Understand that when there is any green grass in your horse's diet then he is already in potassium over-load. If he is not showing any signs of being 'grass-affected' (See Health Checklist) that tells you his metabolism is coping - for now.

Adding to this already high potassium load with even more potassium rich forages and feeds (Lucerne, clover, soy, most protein meal, kelp, many herbs and molasses) can place more unnecessary stress on the mechanisms which are working hard to meticulously regulate these levels. To keep your horse calm and healthy for as long as possible we strongly recommend you keep potassium intake as low as possible by avoiding these feeds.

Salt & the Adrenal Glands

I know we always come back to the importance of feeding SALT and because this is so controversial and still frowned upon in some circles, I feel it needs more explanation.
It has been established that it is not only a lack of magnesium but also a chronic lack of sodium (from salt) which causes (Grass Affected/tetany) problems.

All green pasture is way too high in potassium, compared to sodium. There should never be more than 5X (absolute maximum 8X) as much potassium as sodium. Yet in forage tests we have personally conducted, ratios were never that low, they are consistently up over 20X Potassium to sodium! As mentioned last night, regarding the horse who was repeatedly ‘colicking’ the ratio was 54X!
What such a scenario does, is put enormous stress on the Adrenal Glands and the kidneys, whose job it is to excrete excess potassium and conserve sodium.

When any gland is over-worked, it enlarges and this (enlargement of the adrenal gland) is what has been found in cattle who have died of Grass Tetany.

The following extract is from Andre Voisin from
Severe hypertrophy of the adrenal glands in cows that have died of grass tetany
The mineral imbalance of the ration, particularly too high a potassium : sodium ratio, will be seen to lead to hypertrophy of certain layers of the adrenal cortex. This "adaptation" syndrome may be succeeded by an "exhaustion" syndrome, that is, by degeneration of the adrenal cortex’
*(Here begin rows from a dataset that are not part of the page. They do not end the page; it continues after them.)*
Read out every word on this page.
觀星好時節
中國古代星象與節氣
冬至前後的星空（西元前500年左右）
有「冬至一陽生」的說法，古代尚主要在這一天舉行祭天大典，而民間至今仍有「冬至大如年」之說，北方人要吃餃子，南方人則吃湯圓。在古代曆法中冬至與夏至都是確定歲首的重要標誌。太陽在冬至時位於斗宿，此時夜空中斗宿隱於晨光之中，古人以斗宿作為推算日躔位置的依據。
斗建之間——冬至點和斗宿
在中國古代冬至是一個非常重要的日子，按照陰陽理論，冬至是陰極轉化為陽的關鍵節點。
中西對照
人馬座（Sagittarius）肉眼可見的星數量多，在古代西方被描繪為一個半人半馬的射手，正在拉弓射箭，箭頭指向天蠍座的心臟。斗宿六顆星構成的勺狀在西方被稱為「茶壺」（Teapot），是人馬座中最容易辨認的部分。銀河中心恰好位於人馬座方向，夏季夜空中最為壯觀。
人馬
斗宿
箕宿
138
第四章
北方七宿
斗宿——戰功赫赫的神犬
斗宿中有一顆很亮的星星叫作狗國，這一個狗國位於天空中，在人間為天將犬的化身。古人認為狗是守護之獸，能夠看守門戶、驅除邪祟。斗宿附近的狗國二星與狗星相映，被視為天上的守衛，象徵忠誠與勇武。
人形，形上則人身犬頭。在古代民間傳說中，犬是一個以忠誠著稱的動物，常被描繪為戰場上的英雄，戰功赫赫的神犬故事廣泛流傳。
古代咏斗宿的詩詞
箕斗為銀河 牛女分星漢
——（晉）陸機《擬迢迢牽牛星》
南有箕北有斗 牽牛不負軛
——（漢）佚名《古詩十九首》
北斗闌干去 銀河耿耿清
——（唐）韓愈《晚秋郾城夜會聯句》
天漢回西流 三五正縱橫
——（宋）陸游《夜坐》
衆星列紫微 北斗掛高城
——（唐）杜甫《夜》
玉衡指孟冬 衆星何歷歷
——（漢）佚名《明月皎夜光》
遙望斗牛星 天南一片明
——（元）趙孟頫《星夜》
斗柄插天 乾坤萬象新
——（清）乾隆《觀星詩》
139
Now he is talking about cattle but the symptoms we are seeing in our horses are too similar to think it could be anything different.

So how can we reduce susceptibility in our own horses?

1. NEVER use the following fertilisers -
Potash (potassium), NPK (Nitrogen, Phosphate, Potassium), Super-phosphate, Urea (Dried Nitrogen), DAP (Nitrogen, Phosphorous, Sulphur) & most other commercial fertilisers
*All of these fertilisers are to increase YIELD but there is absolutely NO correlation between yield and biological QUALITY of the grass. In other words; what is the use of producing prolific grass that is minerally imbalanced to the point of being grossly unsuitable for keeping livestock healthy?
This is why most farmers and various people involved in the agricultural industry think we are ‘nuts’ and don’t know what we are doing. We are more interested in biological quality than yield.
2. Have as long a paddock rotation as possible in order for the grass to be as mature (high in fibre and more minerally balanced) as possible.
3. Don’t rely on salt licks or other mineral licks to supply your horse with the salt & minerals he needs.
4. Give all your horses (even the ones you are not riding) a small feed every day containing Salt and quality minerals (IE Premium/Supreme). Some will need Alleviate/AlleviateC and GrazeEzy depending on the time of the year, growth stage of the grass, and how sensitive to the grass they are.